We are also working on a desktop application for much larger disavow tasks, which are not doable using a web application.
In the meantime, what do you think of the tool? I’d love to hear your thoughts and feedback.
Should I write constructive comments to help the team at Google?
The comments are not read by any humans and are for your benefit only, perhaps to record your rationale for disavowing the particular link, or any interaction you might have had with the webmaster of the site linking to you.
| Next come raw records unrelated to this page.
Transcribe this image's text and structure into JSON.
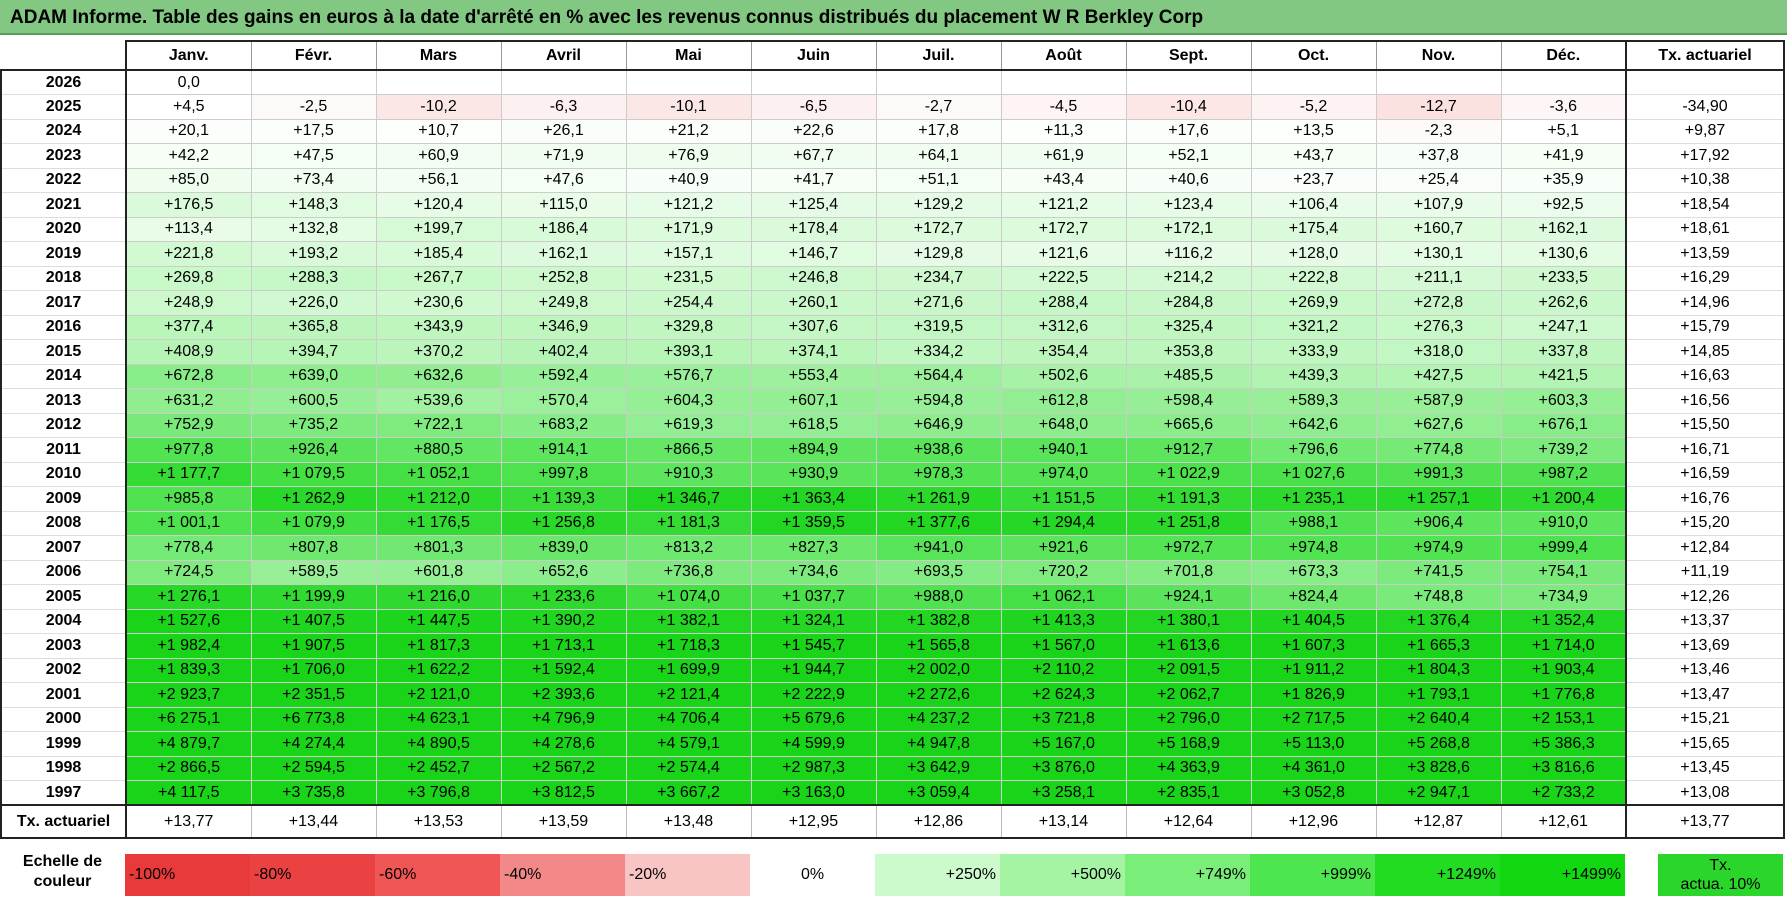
{
  "title": "ADAM Informe. Table des gains en euros à la date d'arrêté en % avec les revenus connus distribués du placement W R Berkley Corp",
  "months": [
    "Janv.",
    "Févr.",
    "Mars",
    "Avril",
    "Mai",
    "Juin",
    "Juil.",
    "Août",
    "Sept.",
    "Oct.",
    "Nov.",
    "Déc."
  ],
  "rate_header": "Tx. actuariel",
  "rows": [
    {
      "year": "2026",
      "vals": [
        "0,0",
        "",
        "",
        "",
        "",
        "",
        "",
        "",
        "",
        "",
        "",
        ""
      ],
      "rate": ""
    },
    {
      "year": "2025",
      "vals": [
        "+4,5",
        "-2,5",
        "-10,2",
        "-6,3",
        "-10,1",
        "-6,5",
        "-2,7",
        "-4,5",
        "-10,4",
        "-5,2",
        "-12,7",
        "-3,6"
      ],
      "rate": "-34,90"
    },
    {
      "year": "2024",
      "vals": [
        "+20,1",
        "+17,5",
        "+10,7",
        "+26,1",
        "+21,2",
        "+22,6",
        "+17,8",
        "+11,3",
        "+17,6",
        "+13,5",
        "-2,3",
        "+5,1"
      ],
      "rate": "+9,87"
    },
    {
      "year": "2023",
      "vals": [
        "+42,2",
        "+47,5",
        "+60,9",
        "+71,9",
        "+76,9",
        "+67,7",
        "+64,1",
        "+61,9",
        "+52,1",
        "+43,7",
        "+37,8",
        "+41,9"
      ],
      "rate": "+17,92"
    },
    {
      "year": "2022",
      "vals": [
        "+85,0",
        "+73,4",
        "+56,1",
        "+47,6",
        "+40,9",
        "+41,7",
        "+51,1",
        "+43,4",
        "+40,6",
        "+23,7",
        "+25,4",
        "+35,9"
      ],
      "rate": "+10,38"
    },
    {
      "year": "2021",
      "vals": [
        "+176,5",
        "+148,3",
        "+120,4",
        "+115,0",
        "+121,2",
        "+125,4",
        "+129,2",
        "+121,2",
        "+123,4",
        "+106,4",
        "+107,9",
        "+92,5"
      ],
      "rate": "+18,54"
    },
    {
      "year": "2020",
      "vals": [
        "+113,4",
        "+132,8",
        "+199,7",
        "+186,4",
        "+171,9",
        "+178,4",
        "+172,7",
        "+172,7",
        "+172,1",
        "+175,4",
        "+160,7",
        "+162,1"
      ],
      "rate": "+18,61"
    },
    {
      "year": "2019",
      "vals": [
        "+221,8",
        "+193,2",
        "+185,4",
        "+162,1",
        "+157,1",
        "+146,7",
        "+129,8",
        "+121,6",
        "+116,2",
        "+128,0",
        "+130,1",
        "+130,6"
      ],
      "rate": "+13,59"
    },
    {
      "year": "2018",
      "vals": [
        "+269,8",
        "+288,3",
        "+267,7",
        "+252,8",
        "+231,5",
        "+246,8",
        "+234,7",
        "+222,5",
        "+214,2",
        "+222,8",
        "+211,1",
        "+233,5"
      ],
      "rate": "+16,29"
    },
    {
      "year": "2017",
      "vals": [
        "+248,9",
        "+226,0",
        "+230,6",
        "+249,8",
        "+254,4",
        "+260,1",
        "+271,6",
        "+288,4",
        "+284,8",
        "+269,9",
        "+272,8",
        "+262,6"
      ],
      "rate": "+14,96"
    },
    {
      "year": "2016",
      "vals": [
        "+377,4",
        "+365,8",
        "+343,9",
        "+346,9",
        "+329,8",
        "+307,6",
        "+319,5",
        "+312,6",
        "+325,4",
        "+321,2",
        "+276,3",
        "+247,1"
      ],
      "rate": "+15,79"
    },
    {
      "year": "2015",
      "vals": [
        "+408,9",
        "+394,7",
        "+370,2",
        "+402,4",
        "+393,1",
        "+374,1",
        "+334,2",
        "+354,4",
        "+353,8",
        "+333,9",
        "+318,0",
        "+337,8"
      ],
      "rate": "+14,85"
    },
    {
      "year": "2014",
      "vals": [
        "+672,8",
        "+639,0",
        "+632,6",
        "+592,4",
        "+576,7",
        "+553,4",
        "+564,4",
        "+502,6",
        "+485,5",
        "+439,3",
        "+427,5",
        "+421,5"
      ],
      "rate": "+16,63"
    },
    {
      "year": "2013",
      "vals": [
        "+631,2",
        "+600,5",
        "+539,6",
        "+570,4",
        "+604,3",
        "+607,1",
        "+594,8",
        "+612,8",
        "+598,4",
        "+589,3",
        "+587,9",
        "+603,3"
      ],
      "rate": "+16,56"
    },
    {
      "year": "2012",
      "vals": [
        "+752,9",
        "+735,2",
        "+722,1",
        "+683,2",
        "+619,3",
        "+618,5",
        "+646,9",
        "+648,0",
        "+665,6",
        "+642,6",
        "+627,6",
        "+676,1"
      ],
      "rate": "+15,50"
    },
    {
      "year": "2011",
      "vals": [
        "+977,8",
        "+926,4",
        "+880,5",
        "+914,1",
        "+866,5",
        "+894,9",
        "+938,6",
        "+940,1",
        "+912,7",
        "+796,6",
        "+774,8",
        "+739,2"
      ],
      "rate": "+16,71"
    },
    {
      "year": "2010",
      "vals": [
        "+1 177,7",
        "+1 079,5",
        "+1 052,1",
        "+997,8",
        "+910,3",
        "+930,9",
        "+978,3",
        "+974,0",
        "+1 022,9",
        "+1 027,6",
        "+991,3",
        "+987,2"
      ],
      "rate": "+16,59"
    },
    {
      "year": "2009",
      "vals": [
        "+985,8",
        "+1 262,9",
        "+1 212,0",
        "+1 139,3",
        "+1 346,7",
        "+1 363,4",
        "+1 261,9",
        "+1 151,5",
        "+1 191,3",
        "+1 235,1",
        "+1 257,1",
        "+1 200,4"
      ],
      "rate": "+16,76"
    },
    {
      "year": "2008",
      "vals": [
        "+1 001,1",
        "+1 079,9",
        "+1 176,5",
        "+1 256,8",
        "+1 181,3",
        "+1 359,5",
        "+1 377,6",
        "+1 294,4",
        "+1 251,8",
        "+988,1",
        "+906,4",
        "+910,0"
      ],
      "rate": "+15,20"
    },
    {
      "year": "2007",
      "vals": [
        "+778,4",
        "+807,8",
        "+801,3",
        "+839,0",
        "+813,2",
        "+827,3",
        "+941,0",
        "+921,6",
        "+972,7",
        "+974,8",
        "+974,9",
        "+999,4"
      ],
      "rate": "+12,84"
    },
    {
      "year": "2006",
      "vals": [
        "+724,5",
        "+589,5",
        "+601,8",
        "+652,6",
        "+736,8",
        "+734,6",
        "+693,5",
        "+720,2",
        "+701,8",
        "+673,3",
        "+741,5",
        "+754,1"
      ],
      "rate": "+11,19"
    },
    {
      "year": "2005",
      "vals": [
        "+1 276,1",
        "+1 199,9",
        "+1 216,0",
        "+1 233,6",
        "+1 074,0",
        "+1 037,7",
        "+988,0",
        "+1 062,1",
        "+924,1",
        "+824,4",
        "+748,8",
        "+734,9"
      ],
      "rate": "+12,26"
    },
    {
      "year": "2004",
      "vals": [
        "+1 527,6",
        "+1 407,5",
        "+1 447,5",
        "+1 390,2",
        "+1 382,1",
        "+1 324,1",
        "+1 382,8",
        "+1 413,3",
        "+1 380,1",
        "+1 404,5",
        "+1 376,4",
        "+1 352,4"
      ],
      "rate": "+13,37"
    },
    {
      "year": "2003",
      "vals": [
        "+1 982,4",
        "+1 907,5",
        "+1 817,3",
        "+1 713,1",
        "+1 718,3",
        "+1 545,7",
        "+1 565,8",
        "+1 567,0",
        "+1 613,6",
        "+1 607,3",
        "+1 665,3",
        "+1 714,0"
      ],
      "rate": "+13,69"
    },
    {
      "year": "2002",
      "vals": [
        "+1 839,3",
        "+1 706,0",
        "+1 622,2",
        "+1 592,4",
        "+1 699,9",
        "+1 944,7",
        "+2 002,0",
        "+2 110,2",
        "+2 091,5",
        "+1 911,2",
        "+1 804,3",
        "+1 903,4"
      ],
      "rate": "+13,46"
    },
    {
      "year": "2001",
      "vals": [
        "+2 923,7",
        "+2 351,5",
        "+2 121,0",
        "+2 393,6",
        "+2 121,4",
        "+2 222,9",
        "+2 272,6",
        "+2 624,3",
        "+2 062,7",
        "+1 826,9",
        "+1 793,1",
        "+1 776,8"
      ],
      "rate": "+13,47"
    },
    {
      "year": "2000",
      "vals": [
        "+6 275,1",
        "+6 773,8",
        "+4 623,1",
        "+4 796,9",
        "+4 706,4",
        "+5 679,6",
        "+4 237,2",
        "+3 721,8",
        "+2 796,0",
        "+2 717,5",
        "+2 640,4",
        "+2 153,1"
      ],
      "rate": "+15,21"
    },
    {
      "year": "1999",
      "vals": [
        "+4 879,7",
        "+4 274,4",
        "+4 890,5",
        "+4 278,6",
        "+4 579,1",
        "+4 599,9",
        "+4 947,8",
        "+5 167,0",
        "+5 168,9",
        "+5 113,0",
        "+5 268,8",
        "+5 386,3"
      ],
      "rate": "+15,65"
    },
    {
      "year": "1998",
      "vals": [
        "+2 866,5",
        "+2 594,5",
        "+2 452,7",
        "+2 567,2",
        "+2 574,4",
        "+2 987,3",
        "+3 642,9",
        "+3 876,0",
        "+4 363,9",
        "+4 361,0",
        "+3 828,6",
        "+3 816,6"
      ],
      "rate": "+13,45"
    },
    {
      "year": "1997",
      "vals": [
        "+4 117,5",
        "+3 735,8",
        "+3 796,8",
        "+3 812,5",
        "+3 667,2",
        "+3 163,0",
        "+3 059,4",
        "+3 258,1",
        "+2 835,1",
        "+3 052,8",
        "+2 947,1",
        "+2 733,2"
      ],
      "rate": "+13,08"
    }
  ],
  "footer": {
    "label": "Tx. actuariel",
    "vals": [
      "+13,77",
      "+13,44",
      "+13,53",
      "+13,59",
      "+13,48",
      "+12,95",
      "+12,86",
      "+13,14",
      "+12,64",
      "+12,96",
      "+12,87",
      "+12,61"
    ],
    "rate": "+13,77"
  },
  "legend": {
    "label_line1": "Echelle de",
    "label_line2": "couleur",
    "swatches": [
      {
        "label": "-100%",
        "color": "#e83a3a",
        "align": "l"
      },
      {
        "label": "-80%",
        "color": "#ea4242",
        "align": "l"
      },
      {
        "label": "-60%",
        "color": "#f05656",
        "align": "l"
      },
      {
        "label": "-40%",
        "color": "#f38888",
        "align": "l"
      },
      {
        "label": "-20%",
        "color": "#f8c4c4",
        "align": "l"
      },
      {
        "label": "0%",
        "color": "#ffffff",
        "align": "c"
      },
      {
        "label": "+250%",
        "color": "#ccfacc",
        "align": "r"
      },
      {
        "label": "+500%",
        "color": "#a4f4a4",
        "align": "r"
      },
      {
        "label": "+749%",
        "color": "#79ee79",
        "align": "r"
      },
      {
        "label": "+999%",
        "color": "#4ee64e",
        "align": "r"
      },
      {
        "label": "+1249%",
        "color": "#22dc22",
        "align": "r"
      },
      {
        "label": "+1499%",
        "color": "#12d812",
        "align": "r"
      }
    ],
    "actual_line1": "Tx.",
    "actual_line2": "actua. 10%"
  }
}
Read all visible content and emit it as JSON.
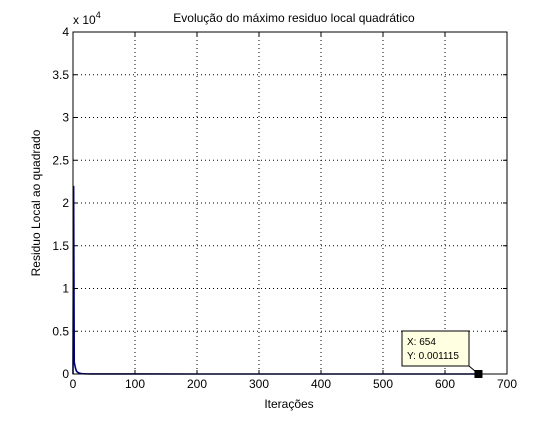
{
  "chart_data": {
    "type": "line",
    "title": "Evolução do máximo residuo local quadrático",
    "xlabel": "Iterações",
    "ylabel": "Residuo Local ao quadrado",
    "y_exponent_label": "x 10",
    "y_exponent_power": "4",
    "xlim": [
      0,
      700
    ],
    "ylim": [
      0,
      40000
    ],
    "grid": true,
    "x_ticks": [
      0,
      100,
      200,
      300,
      400,
      500,
      600,
      700
    ],
    "x_tick_labels": [
      "0",
      "100",
      "200",
      "300",
      "400",
      "500",
      "600",
      "700"
    ],
    "y_ticks": [
      0,
      5000,
      10000,
      15000,
      20000,
      25000,
      30000,
      35000,
      40000
    ],
    "y_tick_labels": [
      "0",
      "0.5",
      "1",
      "1.5",
      "2",
      "2.5",
      "3",
      "3.5",
      "4"
    ],
    "line_color": "#00007f",
    "series": [
      {
        "x": [
          1,
          2,
          3,
          4,
          5,
          6,
          8,
          10,
          13,
          16,
          20,
          30,
          50,
          100,
          200,
          300,
          400,
          500,
          600,
          654
        ],
        "y": [
          22000,
          1400,
          1000,
          700,
          450,
          300,
          180,
          110,
          60,
          35,
          20,
          10,
          5,
          2,
          0.5,
          0.1,
          0.03,
          0.01,
          0.003,
          0.001115
        ]
      }
    ],
    "datatip": {
      "x": 654,
      "y": 0.001115,
      "line1": "X: 654",
      "line2": "Y: 0.001115"
    }
  }
}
By uploading a disavow file am I not drawing unwanted attention to myself?
Uploading a disavow file is in no way an admission of guilt to trying to game Google’s PageRank algorithm and Google definitely do not see it as such. Nor should you panic if the owner of a site that you link to asks for you to take down the link lest they add you to their disavow file. Google does not use the contents of any disavow file as the basis for any algorithm or decision making process.
I’ve made a mistake, is there anyway to reavow sites I’ve blocked?
Fortunately, unlike secret agents, sites that you have mistakenly blocked can be brought back into the fold, by uploading a revised version of your disavow file to your Search Console.